Alucard's point of view:

It's been 4 years, 4 years since I lost my little Niap. I looked for her everywhere. Even my master sent out search parties, had no luck. She had them stay there for a few weeks, they came back empty handed. There were times when I wanted to rip them limb for limb or slaughter them for not finding her, but my master knew of my rage and strengthened my restraints on the seals of my gloves. My once warm heart turned to ice. After missions and giving my reports I just go to my chambers to be alone. I sigh as my thoughts always go to Niap. I swirl the blood wine in my glass not really drinking it much. I remember the times I would catch Niap trying to get a drink. I would have to gently take it away and tell her she cant drink it yet for she was to young.
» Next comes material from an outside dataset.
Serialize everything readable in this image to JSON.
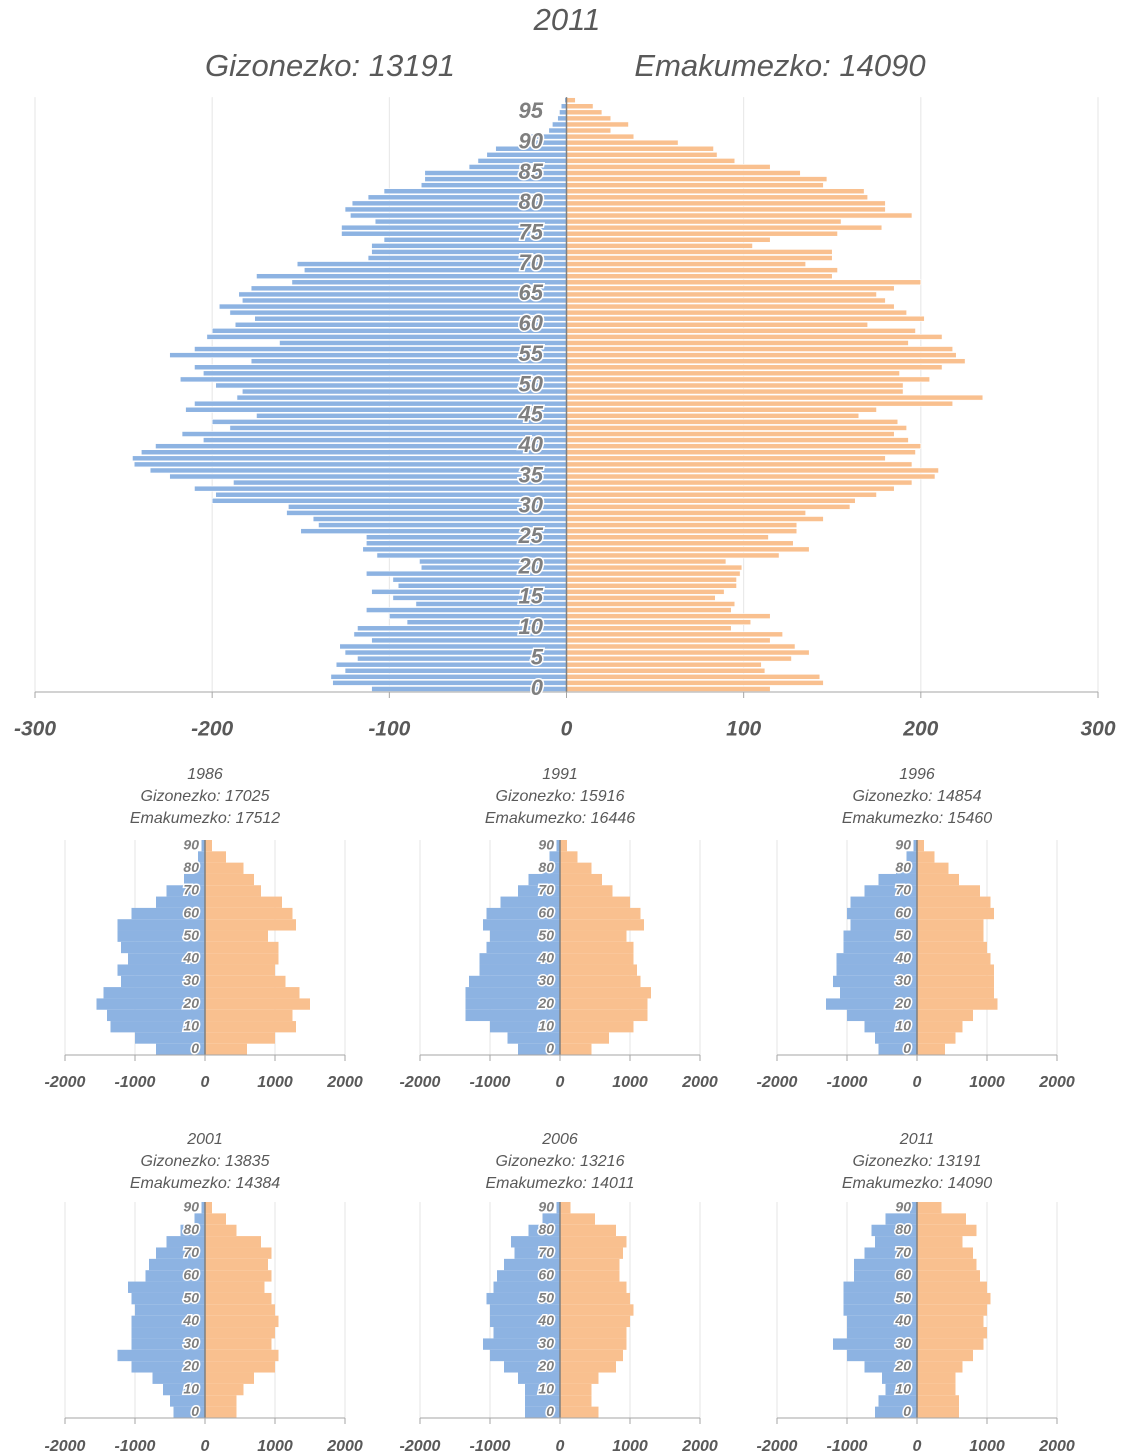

She would always pout giving me those adorable little red eyes she has. It was enough to melt my non beating dead heart. I sigh once again setting the glass on the table beside my throne chair and pick up a photo of the last picture Walter took of me and Niap. I remember the day. I had fallen asleep in my chair holding my little girl. She must have gotten out of my hold and tryed to sneak up on me to scare me, but she didn't know I sleep lightly for I opened my eye and saw her make a cute little face as she pretend to roar and her little hands making it look like she had claws. Walter must have came to get me for some reason I don't remember and he snapped the photo at the right moment. The flash started me casing my eyes to widen so the photo looks as though little Niap startled me. She was happy so I let her think she got me. I felt something warm slide down my cheeks. When I put me hand up and move it away I see blood stains on my white gloves. I have been crying with out realizing it. I sigh "I will find you my little Niap, no matter how long it takes we will be reunited with one another once again" I say to myself.